Foi um amor e tanto. Daqueles que surgem meio sem querer e quando a gente vê, está de quatro. Abobada, envolvida, entregue. Nem nos meus sonhos mais remotos imaginaria olhar para aquela figura. Mas um dia olhei. Não foram seus olhos que me conquistaram, mas seu perfume. Depois daquele dia, não conseguia parar de pensar nele. E ele em mim. Mas eu não podia, ou pelo menos não queria aquilo. Não com ele. Inventei mil e uma desculpas para não ceder às investidas. Aos olhares. Às delicadezas. À amizade que surgia. À vontade diária de ouvir sua voz e saber que ele estava ali. Pra mim. Fui forte até quando as forças cederam às ondas do encantamento. Do carinho. Da saudade. Do desejo de estar sempre mais e mais presente. Quando vi, já era dele. E ele que já era meu há muito tempo, deixou-se inundar por um amor que jamais ousara sentir. Que dirá eu, menina ainda, perdida em seus braços. Seguindo seus passos e rezando para que o tempo parasse para nunca mais perder aquele momento. Mas o tempo… Ah o tempo…. Amigo e algoz, não me ouviu.

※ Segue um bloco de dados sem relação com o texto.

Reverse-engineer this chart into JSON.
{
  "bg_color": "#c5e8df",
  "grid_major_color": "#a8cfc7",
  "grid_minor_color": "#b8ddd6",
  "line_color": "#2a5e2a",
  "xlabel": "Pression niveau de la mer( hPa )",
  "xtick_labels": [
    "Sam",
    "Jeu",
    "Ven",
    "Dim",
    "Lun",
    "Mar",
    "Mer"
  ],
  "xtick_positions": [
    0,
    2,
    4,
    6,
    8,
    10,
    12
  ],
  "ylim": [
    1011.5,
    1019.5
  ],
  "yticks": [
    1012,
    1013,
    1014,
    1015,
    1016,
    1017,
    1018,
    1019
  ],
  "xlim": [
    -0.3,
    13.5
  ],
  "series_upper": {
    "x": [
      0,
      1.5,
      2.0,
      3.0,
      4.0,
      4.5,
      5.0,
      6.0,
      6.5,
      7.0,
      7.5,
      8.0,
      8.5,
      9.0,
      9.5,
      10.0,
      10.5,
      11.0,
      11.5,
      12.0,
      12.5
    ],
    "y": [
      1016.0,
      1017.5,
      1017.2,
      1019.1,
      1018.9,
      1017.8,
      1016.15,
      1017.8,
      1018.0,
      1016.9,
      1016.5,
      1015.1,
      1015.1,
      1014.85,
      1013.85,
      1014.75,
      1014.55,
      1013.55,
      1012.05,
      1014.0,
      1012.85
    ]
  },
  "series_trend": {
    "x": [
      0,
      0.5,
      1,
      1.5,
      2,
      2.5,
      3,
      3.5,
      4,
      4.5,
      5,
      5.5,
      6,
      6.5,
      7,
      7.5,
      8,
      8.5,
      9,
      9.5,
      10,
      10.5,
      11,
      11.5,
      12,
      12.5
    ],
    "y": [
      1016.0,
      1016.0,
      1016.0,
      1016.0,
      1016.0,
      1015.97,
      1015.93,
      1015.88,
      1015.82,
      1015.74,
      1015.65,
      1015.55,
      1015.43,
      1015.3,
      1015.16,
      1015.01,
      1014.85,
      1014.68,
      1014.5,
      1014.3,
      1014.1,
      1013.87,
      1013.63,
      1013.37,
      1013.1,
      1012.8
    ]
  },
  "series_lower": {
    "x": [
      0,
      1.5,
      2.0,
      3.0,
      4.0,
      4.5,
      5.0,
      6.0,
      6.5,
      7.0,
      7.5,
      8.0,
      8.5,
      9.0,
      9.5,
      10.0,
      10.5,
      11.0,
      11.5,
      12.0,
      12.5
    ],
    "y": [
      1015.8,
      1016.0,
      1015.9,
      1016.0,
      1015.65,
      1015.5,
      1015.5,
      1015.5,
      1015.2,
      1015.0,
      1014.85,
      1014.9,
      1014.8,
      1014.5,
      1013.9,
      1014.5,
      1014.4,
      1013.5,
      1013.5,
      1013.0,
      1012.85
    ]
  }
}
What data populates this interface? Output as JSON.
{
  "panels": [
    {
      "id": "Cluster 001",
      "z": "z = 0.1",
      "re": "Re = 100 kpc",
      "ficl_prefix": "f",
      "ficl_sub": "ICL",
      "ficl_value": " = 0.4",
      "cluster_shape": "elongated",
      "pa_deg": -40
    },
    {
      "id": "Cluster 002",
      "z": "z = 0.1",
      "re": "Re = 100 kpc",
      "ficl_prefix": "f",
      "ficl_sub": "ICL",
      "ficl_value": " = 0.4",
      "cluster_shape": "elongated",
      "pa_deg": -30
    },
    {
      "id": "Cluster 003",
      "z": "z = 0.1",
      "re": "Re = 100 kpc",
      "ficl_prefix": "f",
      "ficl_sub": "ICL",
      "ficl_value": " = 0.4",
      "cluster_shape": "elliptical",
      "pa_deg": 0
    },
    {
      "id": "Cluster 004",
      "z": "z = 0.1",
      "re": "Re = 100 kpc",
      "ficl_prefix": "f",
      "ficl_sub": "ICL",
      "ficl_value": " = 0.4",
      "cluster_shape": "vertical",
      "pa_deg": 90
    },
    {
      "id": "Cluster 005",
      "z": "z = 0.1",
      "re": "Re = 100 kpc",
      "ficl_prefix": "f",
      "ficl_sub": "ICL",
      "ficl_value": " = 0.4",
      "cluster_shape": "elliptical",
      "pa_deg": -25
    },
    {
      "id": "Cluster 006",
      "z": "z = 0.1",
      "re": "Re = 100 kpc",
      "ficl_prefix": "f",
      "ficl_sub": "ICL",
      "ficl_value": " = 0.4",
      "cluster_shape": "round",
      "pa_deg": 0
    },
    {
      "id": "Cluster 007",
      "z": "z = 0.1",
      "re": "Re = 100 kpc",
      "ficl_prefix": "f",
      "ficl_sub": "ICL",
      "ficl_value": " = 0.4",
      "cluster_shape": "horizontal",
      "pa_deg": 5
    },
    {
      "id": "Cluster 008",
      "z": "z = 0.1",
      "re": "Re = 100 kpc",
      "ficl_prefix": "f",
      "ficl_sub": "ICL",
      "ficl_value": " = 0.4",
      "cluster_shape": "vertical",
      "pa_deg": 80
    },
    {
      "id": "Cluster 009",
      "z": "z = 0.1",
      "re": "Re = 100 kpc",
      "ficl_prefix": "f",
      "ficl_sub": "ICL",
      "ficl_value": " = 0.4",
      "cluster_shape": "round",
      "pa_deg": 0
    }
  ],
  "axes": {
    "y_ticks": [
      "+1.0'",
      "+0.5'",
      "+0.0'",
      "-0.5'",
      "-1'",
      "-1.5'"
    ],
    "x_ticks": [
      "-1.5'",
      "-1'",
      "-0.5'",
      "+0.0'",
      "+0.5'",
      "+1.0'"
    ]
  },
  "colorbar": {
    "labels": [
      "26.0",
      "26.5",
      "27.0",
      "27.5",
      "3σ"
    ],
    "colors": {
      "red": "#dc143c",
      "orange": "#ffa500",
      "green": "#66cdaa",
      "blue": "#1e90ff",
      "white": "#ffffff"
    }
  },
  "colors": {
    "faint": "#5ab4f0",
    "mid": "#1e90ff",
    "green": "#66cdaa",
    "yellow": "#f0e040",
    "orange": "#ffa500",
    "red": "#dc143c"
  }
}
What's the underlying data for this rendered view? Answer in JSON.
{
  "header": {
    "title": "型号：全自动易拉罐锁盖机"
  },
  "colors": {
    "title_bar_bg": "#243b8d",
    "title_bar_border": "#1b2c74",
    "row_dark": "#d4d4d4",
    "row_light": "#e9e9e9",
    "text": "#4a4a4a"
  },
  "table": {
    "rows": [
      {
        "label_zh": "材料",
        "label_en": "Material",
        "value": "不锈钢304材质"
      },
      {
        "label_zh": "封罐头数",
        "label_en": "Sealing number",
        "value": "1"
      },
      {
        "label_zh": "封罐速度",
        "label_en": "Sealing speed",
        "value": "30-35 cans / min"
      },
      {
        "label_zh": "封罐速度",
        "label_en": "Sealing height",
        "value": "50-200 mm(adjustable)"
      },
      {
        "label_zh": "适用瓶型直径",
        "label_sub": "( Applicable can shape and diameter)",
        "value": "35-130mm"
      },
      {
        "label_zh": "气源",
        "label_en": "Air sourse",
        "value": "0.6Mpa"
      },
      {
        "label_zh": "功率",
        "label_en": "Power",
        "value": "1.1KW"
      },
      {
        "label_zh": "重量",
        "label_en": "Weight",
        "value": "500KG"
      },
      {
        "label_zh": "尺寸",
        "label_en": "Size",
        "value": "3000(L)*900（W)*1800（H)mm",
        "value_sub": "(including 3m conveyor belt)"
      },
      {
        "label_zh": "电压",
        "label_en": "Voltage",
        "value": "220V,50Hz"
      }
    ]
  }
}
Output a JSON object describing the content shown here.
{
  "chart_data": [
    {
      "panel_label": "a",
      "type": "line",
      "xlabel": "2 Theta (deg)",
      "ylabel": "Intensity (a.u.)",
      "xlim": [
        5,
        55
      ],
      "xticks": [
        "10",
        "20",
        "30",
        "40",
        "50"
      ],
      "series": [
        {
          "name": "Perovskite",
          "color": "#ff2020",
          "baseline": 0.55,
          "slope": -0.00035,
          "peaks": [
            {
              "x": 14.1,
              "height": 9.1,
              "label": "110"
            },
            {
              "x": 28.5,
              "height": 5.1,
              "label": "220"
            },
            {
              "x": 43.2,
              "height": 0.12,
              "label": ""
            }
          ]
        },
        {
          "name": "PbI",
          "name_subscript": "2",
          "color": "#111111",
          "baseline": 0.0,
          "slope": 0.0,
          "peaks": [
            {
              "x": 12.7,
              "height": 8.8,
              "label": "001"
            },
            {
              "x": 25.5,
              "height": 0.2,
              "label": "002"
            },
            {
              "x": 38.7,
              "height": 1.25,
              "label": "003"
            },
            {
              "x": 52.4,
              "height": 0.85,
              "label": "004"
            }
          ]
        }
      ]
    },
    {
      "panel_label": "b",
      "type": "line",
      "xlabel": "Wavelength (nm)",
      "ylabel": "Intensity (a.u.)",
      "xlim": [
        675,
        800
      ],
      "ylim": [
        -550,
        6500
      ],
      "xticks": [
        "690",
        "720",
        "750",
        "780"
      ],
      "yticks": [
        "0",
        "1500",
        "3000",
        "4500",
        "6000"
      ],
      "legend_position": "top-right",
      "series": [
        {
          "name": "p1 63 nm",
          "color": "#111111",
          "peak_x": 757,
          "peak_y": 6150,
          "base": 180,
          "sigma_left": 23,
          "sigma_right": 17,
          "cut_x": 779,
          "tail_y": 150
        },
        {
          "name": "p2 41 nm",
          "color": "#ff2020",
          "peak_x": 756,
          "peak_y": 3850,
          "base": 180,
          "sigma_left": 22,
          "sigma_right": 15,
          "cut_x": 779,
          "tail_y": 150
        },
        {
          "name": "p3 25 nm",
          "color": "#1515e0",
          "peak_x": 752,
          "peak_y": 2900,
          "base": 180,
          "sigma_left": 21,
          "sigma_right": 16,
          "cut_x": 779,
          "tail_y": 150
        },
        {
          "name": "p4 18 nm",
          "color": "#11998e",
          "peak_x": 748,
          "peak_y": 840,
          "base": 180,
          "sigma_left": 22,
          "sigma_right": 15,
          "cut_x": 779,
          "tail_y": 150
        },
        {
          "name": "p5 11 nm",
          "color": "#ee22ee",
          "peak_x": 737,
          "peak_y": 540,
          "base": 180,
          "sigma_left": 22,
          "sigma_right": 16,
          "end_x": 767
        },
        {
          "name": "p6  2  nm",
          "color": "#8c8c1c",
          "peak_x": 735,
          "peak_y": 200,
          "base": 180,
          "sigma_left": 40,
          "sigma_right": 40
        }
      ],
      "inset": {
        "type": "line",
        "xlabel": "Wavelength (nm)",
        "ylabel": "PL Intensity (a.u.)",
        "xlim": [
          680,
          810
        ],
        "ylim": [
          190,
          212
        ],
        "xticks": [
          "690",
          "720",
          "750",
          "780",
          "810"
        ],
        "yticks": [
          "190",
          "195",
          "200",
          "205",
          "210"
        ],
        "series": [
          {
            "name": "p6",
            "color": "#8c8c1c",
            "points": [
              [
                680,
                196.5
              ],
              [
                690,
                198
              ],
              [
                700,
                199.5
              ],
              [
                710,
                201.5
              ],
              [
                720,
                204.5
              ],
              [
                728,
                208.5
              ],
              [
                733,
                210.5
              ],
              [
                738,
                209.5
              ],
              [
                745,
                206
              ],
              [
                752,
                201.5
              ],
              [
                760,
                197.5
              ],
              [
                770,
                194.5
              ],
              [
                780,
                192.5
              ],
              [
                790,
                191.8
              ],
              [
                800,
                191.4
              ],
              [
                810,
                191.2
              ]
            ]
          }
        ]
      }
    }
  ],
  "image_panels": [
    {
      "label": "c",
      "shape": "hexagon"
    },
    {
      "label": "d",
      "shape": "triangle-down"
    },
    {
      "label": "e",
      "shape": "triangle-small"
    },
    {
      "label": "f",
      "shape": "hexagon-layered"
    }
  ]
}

Aquele mágico momento passou. Mudou ele e mudou eu. Nos perdemos no dia-a-dia. Nas cobranças. Nas inseguranças. Mas o amor, aquele amor arrebatador permanecia. Forte, inabalável. Mas eu queria mais. Queria senti-lo novamente inteiro, entregue. E ele fraco, não soube entender. Não sabia mais lidar com nós dois. Apesar de me querer ao seu lado, não conseguia olhar em meus olhos como antes. E eu, menina ainda, juntei uma coragem esmagadora e fechei a porta. Sem olhar pra trás, fui embora. Sofri. Ele sofreu. Choramos juntos e sozinhos. Fizemos promessas. Mas eu permaneci na minha escolha. E juntando todos os cacos, continuei meu caminho. Ele ficou no mesmo lugar. Eu, longe, ainda podia senti-lo dentro de mim. Até que um dia, sem que precisássemos falar mais nada, como num pacto, nos transformamos. Não éramos mais dois amantes. Nos tornamos dois amigos. Leais, próximos. Do que passou ficaram apenas as lembranças e a certeza de que fizemos as escolhas certas.